El ataque aparentemente gratuito de Macron a la protesta de París es un problema de clase. Al defender su riqueza y privilegios, la aristocracia financiera es conscientemente hostil a los trabajadores. Bien conscientes de que la ira social y la oposición política están preparadas para estallar, están preparando la guerra y el militarismo, incluido el retorno al servicio militar universal en Francia, en un intento de estrangular a la oposición social. Las demandas de los chalecos amarillos tienen implicaciones revolucionarias y se está gestando una confrontación política entre la clase obrera y la aristocracia financiera.

Esto está exponiendo a los sindicatos pro corporativos y los partidos políticos aliados de la clase media acomodada. Estas fuerzas boicotearon la marcha del chaleco amarillo. En cambio, el Partido Comunista Estalinista Francés (PCF), Lutte Ouvrière (LO, Workers Struggle) y los miembros del pablista Nuevo Partido Anticapitalista (NPA) asistieron a una pequeña protesta contra la violencia de género en la plaza Opéra.

Alexis Corbière, del partido Francia Insumisa (LFI) de Jean-Luc Mélenchon, el aliado del gobierno proausteridad de Syriza en Grecia, pidió a Macron "elecciones", repitiendo la oferta de Mélenchon de ser el primer ministro de Macron. Esto es un fraude y un callejón sin salida político para millones de personas en toda Francia que quieren sacar a Macron del poder.

Cada vez es más obvio que las demandas de los chalecos amarillos, en Francia e internacionalmente, solo pueden obtenerse a través de la lucha revolucionaria y la transferencia del poder político a la clase obrera.

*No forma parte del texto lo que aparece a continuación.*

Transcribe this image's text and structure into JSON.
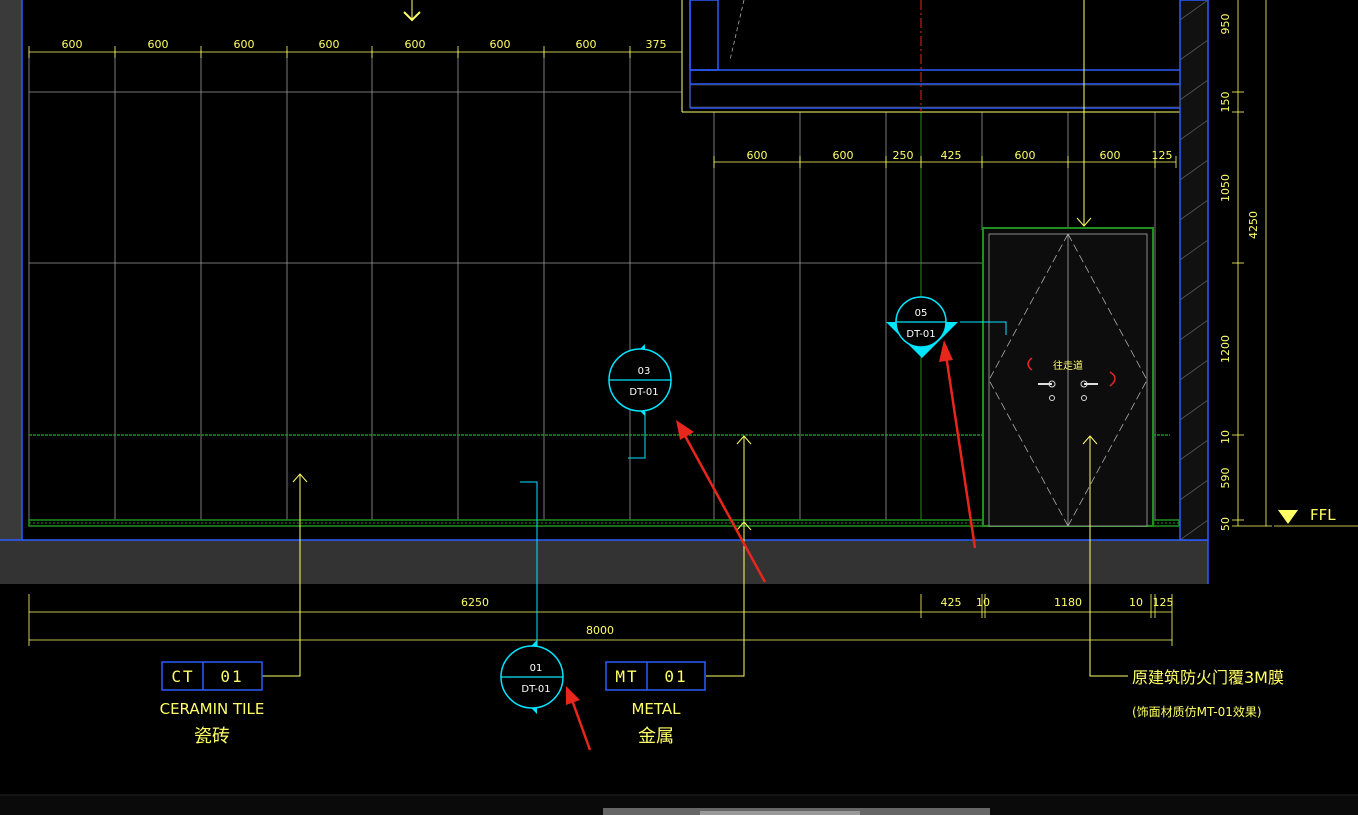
{
  "top_dims": [
    "600",
    "600",
    "600",
    "600",
    "600",
    "600",
    "600",
    "375"
  ],
  "mid_dims": [
    "600",
    "600",
    "250",
    "425",
    "600",
    "600",
    "125"
  ],
  "right_dims": [
    "950",
    "150",
    "1050",
    "1200",
    "10",
    "590",
    "50"
  ],
  "right_total": "4250",
  "bottom_dims": {
    "d6250": "6250",
    "d425": "425",
    "d10a": "10",
    "d1180": "1180",
    "d10b": "10",
    "d125": "125",
    "total": "8000"
  },
  "ffl_label": "FFL",
  "material_tags": {
    "ceramic": {
      "code": "CT",
      "num": "01",
      "en": "CERAMIN TILE",
      "zh": "瓷砖"
    },
    "metal": {
      "code": "MT",
      "num": "01",
      "en": "METAL",
      "zh": "金属"
    }
  },
  "detail_symbols": {
    "s01": {
      "num": "01",
      "ref": "DT-01"
    },
    "s03": {
      "num": "03",
      "ref": "DT-01"
    },
    "s05": {
      "num": "05",
      "ref": "DT-01"
    }
  },
  "door_note": {
    "line1": "原建筑防火门覆3M膜",
    "line2": "(饰面材质仿MT-01效果)",
    "sign": "往走道"
  },
  "colors": {
    "yellow": "#ffff66",
    "cyan": "#00e5ff",
    "green": "#1f8f1f",
    "blue": "#2b5cff",
    "red": "#e8261c",
    "grey": "#3a3a3a"
  }
}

La policía antidisturbios de CRS se prepara para atacar a los manifestantes en los Campos Elíseos

Los manifestantes del chaleco amarillo, a quienes los dirigentes sindicales han atacado repetidamente como neofascistas, denunciaron a los sindicatos franceses, que tienen una pequeña base de cuotas y reciben miles de millones de euros en subsidios estatales. Daniel señaló: “Los sindicatos son pagados por el estado. Están todos pagados para hacernos tragar cosas. ... Luego dicen algunas cosas para el consumo popular, pero se dicen a sí mismos, no haremos demasiado para evitar debilitar al gobierno”.

Didier dijo: “Te diré lo que pienso de los sindicatos. ... Para mí, los sindicatos son un gran cero gordo. Ellos no hacen su trabajo. Lo hicieron en su día; después de la huelga general de mayo-junio de 1968, si un sindicato dijo: 'Estamos en huelga', hubo una huelga. Pero hoy, cuando un sindicato llama a la huelga, los otros dicen 'No, chicos, quedémonos en casa'”. Didier, cuyos familiares trabajan en una planta de Nestlé en Beauvais programada para el cierre, agregó: "Vi esta fábrica, estaba en huelga. La mitad de los trabajadores estaban afuera en huelga, la mitad estaban adentro. Es un trabajo que están haciendo los sindicatos”.

Él dijo: “Los sindicatos comen del mismo plato que los ministros. Es dividir y gobernar: se les dice, siéntense aquí, estarán protegidos, pero asegúrese de que las cosas estén bajo control. Sabemos cómo funcionan".

(Publicado originalmente en inglés el 26 de noviembre de 2018)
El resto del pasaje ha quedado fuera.